As discussed in the previous section the ontology pruning process may be influenced by the user using several parameters. The evaluation should clarify the effects of the three main parameters frequency weighting measure (TF, TF/IDF), granularity (One, All) and ratio on the output. Second, we may evaluate the effects of the two approaches on concept identification (Vector, Trie).

Resource Selection

Naturally, the effects of pruning highly depends on the used document collections and the input conceptualization. We have to ensure that the document sets contain approximately the same amount of textual data (cf. Section 4.1). This guarantees that the absolute number of terms is comparable in the TF measure. When using the TF/IDF measure the absolute numbers are relativized through the size of the corpus, hence the size of both corpora must not necessarily be similar.

Human Cross-Validation

The evaluation of the results of pruning cannot only be based on measures like size and other statistical characteristics of the output.

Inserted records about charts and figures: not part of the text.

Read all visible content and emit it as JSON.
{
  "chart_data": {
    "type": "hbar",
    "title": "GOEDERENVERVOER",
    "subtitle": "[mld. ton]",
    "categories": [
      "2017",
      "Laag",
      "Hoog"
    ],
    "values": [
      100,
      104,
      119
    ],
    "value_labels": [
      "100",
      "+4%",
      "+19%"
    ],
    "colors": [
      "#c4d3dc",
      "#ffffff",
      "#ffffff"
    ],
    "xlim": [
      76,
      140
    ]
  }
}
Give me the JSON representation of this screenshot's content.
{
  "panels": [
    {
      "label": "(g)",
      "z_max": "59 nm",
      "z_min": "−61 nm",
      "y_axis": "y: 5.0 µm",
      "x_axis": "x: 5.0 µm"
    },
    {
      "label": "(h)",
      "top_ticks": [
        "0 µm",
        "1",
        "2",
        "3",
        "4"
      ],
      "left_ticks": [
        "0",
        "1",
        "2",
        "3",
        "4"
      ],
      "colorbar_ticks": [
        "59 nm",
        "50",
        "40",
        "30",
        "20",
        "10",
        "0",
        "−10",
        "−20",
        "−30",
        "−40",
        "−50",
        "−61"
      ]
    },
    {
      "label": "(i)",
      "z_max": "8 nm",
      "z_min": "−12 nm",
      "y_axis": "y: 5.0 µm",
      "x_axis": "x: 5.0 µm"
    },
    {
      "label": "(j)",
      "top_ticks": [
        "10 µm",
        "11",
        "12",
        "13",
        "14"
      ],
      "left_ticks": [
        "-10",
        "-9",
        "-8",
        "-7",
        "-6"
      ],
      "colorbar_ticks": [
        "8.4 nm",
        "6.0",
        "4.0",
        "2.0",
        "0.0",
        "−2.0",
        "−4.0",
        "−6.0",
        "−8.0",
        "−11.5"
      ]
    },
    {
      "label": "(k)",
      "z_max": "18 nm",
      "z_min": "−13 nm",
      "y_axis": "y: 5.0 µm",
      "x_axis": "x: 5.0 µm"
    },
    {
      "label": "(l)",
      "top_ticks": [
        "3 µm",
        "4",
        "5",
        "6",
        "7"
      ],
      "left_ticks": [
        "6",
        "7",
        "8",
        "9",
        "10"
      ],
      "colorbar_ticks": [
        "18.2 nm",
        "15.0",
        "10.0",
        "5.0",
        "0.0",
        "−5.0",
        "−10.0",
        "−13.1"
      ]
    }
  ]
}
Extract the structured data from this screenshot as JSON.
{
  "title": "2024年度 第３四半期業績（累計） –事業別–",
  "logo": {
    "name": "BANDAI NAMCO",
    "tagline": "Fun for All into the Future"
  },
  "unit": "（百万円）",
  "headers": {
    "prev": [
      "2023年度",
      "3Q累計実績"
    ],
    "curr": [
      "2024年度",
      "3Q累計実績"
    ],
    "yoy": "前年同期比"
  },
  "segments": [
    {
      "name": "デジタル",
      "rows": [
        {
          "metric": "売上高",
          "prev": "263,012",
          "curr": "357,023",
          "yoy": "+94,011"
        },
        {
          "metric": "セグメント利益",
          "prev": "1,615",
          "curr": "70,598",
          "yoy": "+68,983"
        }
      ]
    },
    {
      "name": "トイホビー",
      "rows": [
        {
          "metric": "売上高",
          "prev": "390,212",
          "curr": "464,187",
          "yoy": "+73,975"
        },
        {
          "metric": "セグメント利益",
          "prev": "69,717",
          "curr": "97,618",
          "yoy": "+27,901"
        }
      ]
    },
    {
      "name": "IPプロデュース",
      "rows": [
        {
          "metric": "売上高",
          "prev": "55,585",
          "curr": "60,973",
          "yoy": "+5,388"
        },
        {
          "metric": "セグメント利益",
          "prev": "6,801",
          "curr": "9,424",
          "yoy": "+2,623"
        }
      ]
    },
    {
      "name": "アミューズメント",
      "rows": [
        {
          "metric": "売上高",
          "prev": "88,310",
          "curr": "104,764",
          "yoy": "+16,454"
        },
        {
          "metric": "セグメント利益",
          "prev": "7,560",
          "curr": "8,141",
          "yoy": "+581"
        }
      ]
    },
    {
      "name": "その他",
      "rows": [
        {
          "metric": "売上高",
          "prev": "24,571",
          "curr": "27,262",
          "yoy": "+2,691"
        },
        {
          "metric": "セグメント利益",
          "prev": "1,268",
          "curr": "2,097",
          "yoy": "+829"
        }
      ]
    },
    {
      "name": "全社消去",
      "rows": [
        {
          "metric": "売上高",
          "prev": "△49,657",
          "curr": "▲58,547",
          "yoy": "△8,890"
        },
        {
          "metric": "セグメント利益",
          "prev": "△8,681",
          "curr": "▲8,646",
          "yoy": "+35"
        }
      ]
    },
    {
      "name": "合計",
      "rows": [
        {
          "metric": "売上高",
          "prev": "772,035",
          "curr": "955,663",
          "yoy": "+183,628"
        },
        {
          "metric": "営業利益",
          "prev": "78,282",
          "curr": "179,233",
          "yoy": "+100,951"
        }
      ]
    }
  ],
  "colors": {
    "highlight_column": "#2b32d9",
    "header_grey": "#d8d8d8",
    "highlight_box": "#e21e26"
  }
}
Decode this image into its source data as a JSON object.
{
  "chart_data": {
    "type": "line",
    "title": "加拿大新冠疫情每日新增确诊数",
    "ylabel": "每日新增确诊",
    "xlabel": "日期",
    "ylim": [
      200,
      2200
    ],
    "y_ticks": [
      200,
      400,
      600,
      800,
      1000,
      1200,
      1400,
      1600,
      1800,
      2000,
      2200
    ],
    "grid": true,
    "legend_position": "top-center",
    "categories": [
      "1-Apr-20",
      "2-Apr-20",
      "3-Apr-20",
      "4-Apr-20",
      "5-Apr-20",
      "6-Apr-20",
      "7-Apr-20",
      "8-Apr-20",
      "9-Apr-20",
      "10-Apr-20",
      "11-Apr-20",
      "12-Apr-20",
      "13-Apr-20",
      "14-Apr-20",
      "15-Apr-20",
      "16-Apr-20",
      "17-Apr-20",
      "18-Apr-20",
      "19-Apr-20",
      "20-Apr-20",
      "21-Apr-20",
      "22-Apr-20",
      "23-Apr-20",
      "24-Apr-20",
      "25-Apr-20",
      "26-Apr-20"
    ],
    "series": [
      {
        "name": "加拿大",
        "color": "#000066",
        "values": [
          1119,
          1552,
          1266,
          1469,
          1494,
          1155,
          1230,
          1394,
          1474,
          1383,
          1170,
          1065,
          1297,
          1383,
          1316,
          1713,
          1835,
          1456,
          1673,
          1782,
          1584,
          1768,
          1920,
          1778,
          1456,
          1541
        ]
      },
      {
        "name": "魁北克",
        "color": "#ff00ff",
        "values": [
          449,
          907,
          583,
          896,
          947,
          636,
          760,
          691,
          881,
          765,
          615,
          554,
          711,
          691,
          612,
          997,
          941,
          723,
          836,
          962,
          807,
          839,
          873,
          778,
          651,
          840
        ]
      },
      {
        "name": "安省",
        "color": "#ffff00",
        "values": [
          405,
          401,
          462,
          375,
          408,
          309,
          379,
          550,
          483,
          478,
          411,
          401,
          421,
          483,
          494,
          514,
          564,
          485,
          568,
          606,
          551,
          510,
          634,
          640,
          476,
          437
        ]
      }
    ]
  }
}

Instead, an empirical evaluation by subject specialists who assess the output has to be carried out. Only subject experts can evaluate the relevance of the extracted concepts and of their descriptiveness towards the specified domain. It is impossible to evaluate each individual output in practise.

Therefore, we base the assessment on the comparision of the pruning output with a gold-standard ontology which includes only the concepts from the source ontology that have determined to be domain relevant by the subject specialists. Thereby we can study the effects of different parameters with respect to overlap between pruned and assessed ontologies.